O conceito da ligação de hidrogênio foi introduzido por Linus Pauling em 1939, em seu trabalho sobre a descrição na natureza da ligação química. Pauling descreveu esta interação como sendo uma ligação formada quando um átomo A é capaz de retirar densidade eletrônica de H numa ligação covalente A-H deixando o próton H com baixíssima densidade eletrônica. Assim, o átomo de hidrogênio em A-H seria capaz de formar uma ligação de hidrogênio com um átomo B, por atração eletrostática, caso B possuísse um par de elétrons livres ou nuvem eletrônica polarizável29.
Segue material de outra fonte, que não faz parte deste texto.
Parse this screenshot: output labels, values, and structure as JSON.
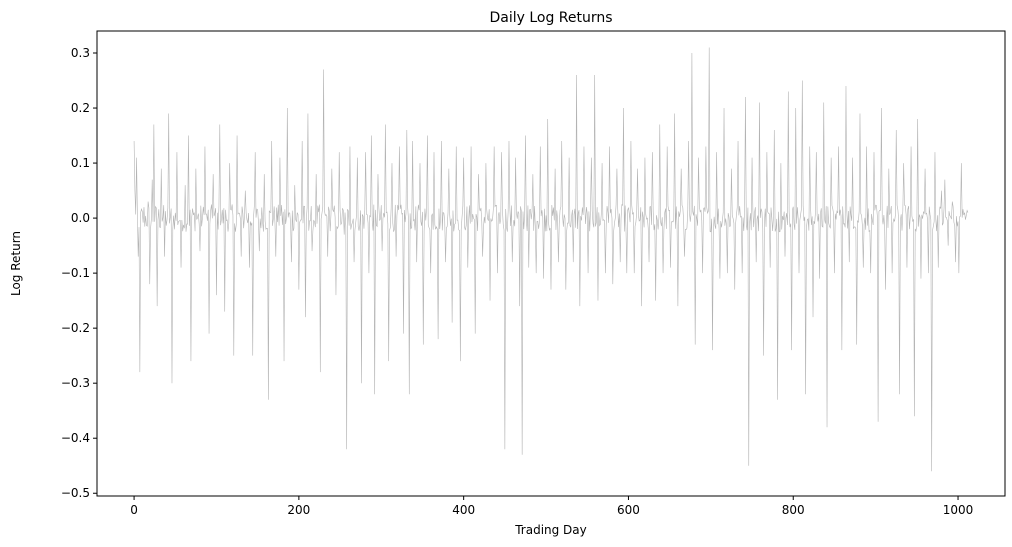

Atualmente, a ligação de hidrogênio pode ser representada por D-H···R. Ela envolve um átomo de hidrogênio ligado covalentemente a um átomo ou grupo de átomos mais eletronegativo do que H como, por exemplo, o átomo de oxigênio, o qual age como o átomo doador, D. O átomo receptor, R, é eletronegativo e fornece a densidade eletrônica necessária à ligação, como mostra o Esquema 111; 30; 31. Nessa representação D e R referem-se às espécies doadoras e receptoras, respectivamente, do átomo H que fará a ligação de hidrogênio.